Parliament Senate Hall

With a semicircular floor plan and amphitheater-style layout, the hall is organized with simple galleries at each end and two tiers of galleries with two upper balconies, with cast metal railings, separated by a series of polished limestone columns, with composite capitals featuring the national coat of arms and the five shields.
The floor is made of oak parquet with rosewood inlays.A frosted glass skylight provides natural zenithal lighting to the entire space.
The stucco ceiling was painted in grisaille, in trompe l’oeil, simulating bas-relief cartouches with geometric and figurative motifs, by the painter-decorator Pierre Bordes. The plaster walls imitate Siena marble.
Along the galleries, along the amphitheater, are eight marble busts representing illustrious Peers.
The armchair is upholstered in leather and topped by two figures holding books, flanking a medallion with the five shields and a castle from the Portuguese coat of arms, supported by a pulpit with the Latin inscription In legibus salus (“Salvation is in the law”). In front of the President’s table there is a clock designed by Anatole Calmels.
The medallions above the doors represent D. Pedro IV (on the left, facing the President’s table) and D. Maria II (on the right) and the portrait of D. Luís I, the monarch contemporary to the inauguration of the Chamber of Peers, was placed on the wall behind the President’s tribune.
The internal area of the Senate Hall is approximately 368 m2, with an average ceiling height of ca. 13 m, its volume is approximately 4788 m3.
Main Materials: mixed masonry, marble, wood, painted stucco, glass, fabric, iron.

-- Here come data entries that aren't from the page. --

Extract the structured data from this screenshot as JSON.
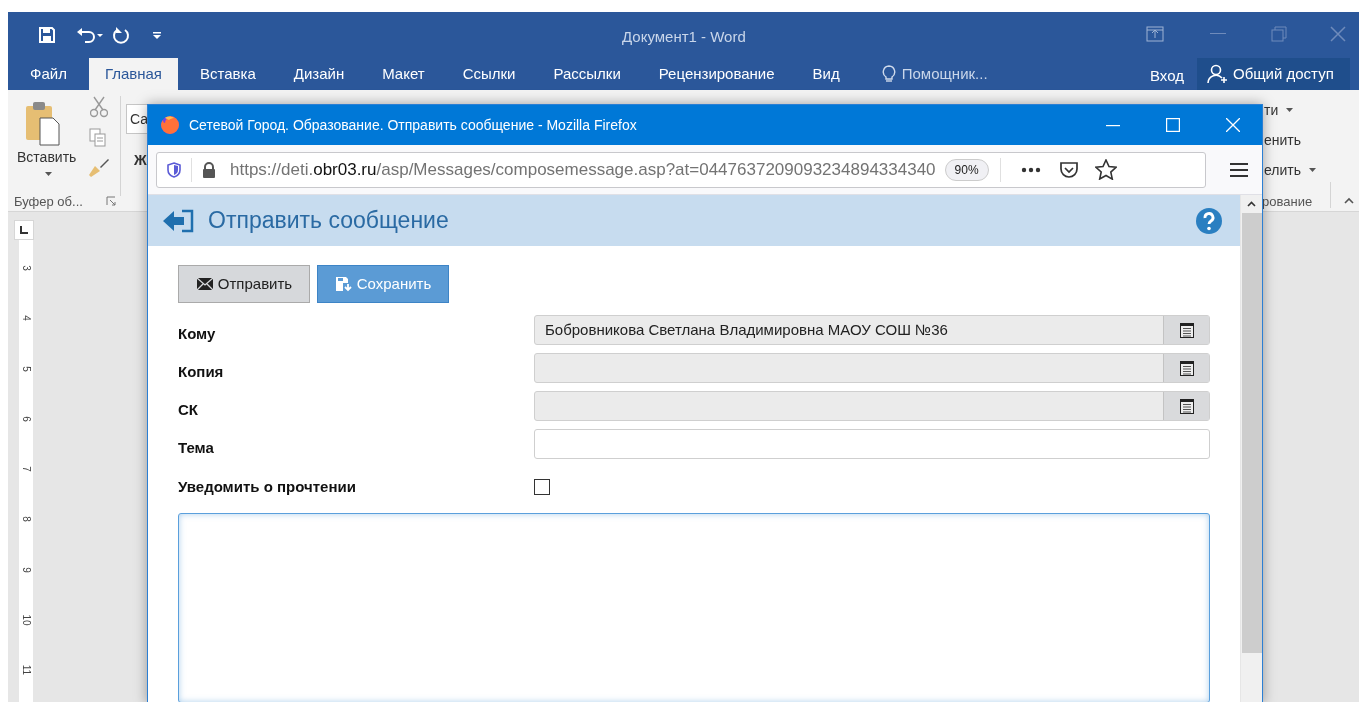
{
  "word": {
    "title": "Документ1 - Word",
    "tabs": [
      {
        "label": "Файл",
        "selected": false
      },
      {
        "label": "Главная",
        "selected": true
      },
      {
        "label": "Вставка",
        "selected": false
      },
      {
        "label": "Дизайн",
        "selected": false
      },
      {
        "label": "Макет",
        "selected": false
      },
      {
        "label": "Ссылки",
        "selected": false
      },
      {
        "label": "Рассылки",
        "selected": false
      },
      {
        "label": "Рецензирование",
        "selected": false
      },
      {
        "label": "Вид",
        "selected": false
      }
    ],
    "tell_me": "Помощник...",
    "sign_in": "Вход",
    "share": "Общий доступ",
    "ribbon": {
      "paste_label": "Вставить",
      "clipboard_group": "Буфер об...",
      "font_box": "Са",
      "bold_fragment": "Ж",
      "right_fragments": [
        {
          "text": "ти",
          "caret": true
        },
        {
          "text": "енить",
          "caret": false
        },
        {
          "text": "елить",
          "caret": true
        }
      ],
      "right_group": "рование"
    },
    "ruler_numbers": [
      "3",
      "4",
      "5",
      "6",
      "7",
      "8",
      "9",
      "10",
      "11"
    ]
  },
  "firefox": {
    "title": "Сетевой Город. Образование. Отправить сообщение - Mozilla Firefox",
    "url": {
      "prefix": "https://deti.",
      "domain": "obr03.ru",
      "path": "/asp/Messages/composemessage.asp?at=0447637209093234894334340"
    },
    "zoom": "90%",
    "page": {
      "heading": "Отправить сообщение",
      "buttons": [
        {
          "label": "Отправить",
          "kind": "send",
          "primary": false
        },
        {
          "label": "Сохранить",
          "kind": "save",
          "primary": true
        }
      ],
      "fields": [
        {
          "label": "Кому",
          "kind": "address",
          "value": "Бобровникова Светлана Владимировна МАОУ СОШ №36"
        },
        {
          "label": "Копия",
          "kind": "address"
        },
        {
          "label": "СК",
          "kind": "address"
        },
        {
          "label": "Тема",
          "kind": "text"
        }
      ],
      "read_receipt": {
        "label": "Уведомить о прочтении",
        "checked": false
      }
    }
  }
}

Measurement points and source location
The sound source was located in two positions inside the Senate Hall: in the speaker’s pulpit (S1) and in the fifth row of the benches of the right wing (S2). Seven measurement points (Pos1 – Pos5 for S1; Pos5 – Pos7 for S2) were chosen inside the hall in carefully chosen locations so to cover several benches and the president’s tribune.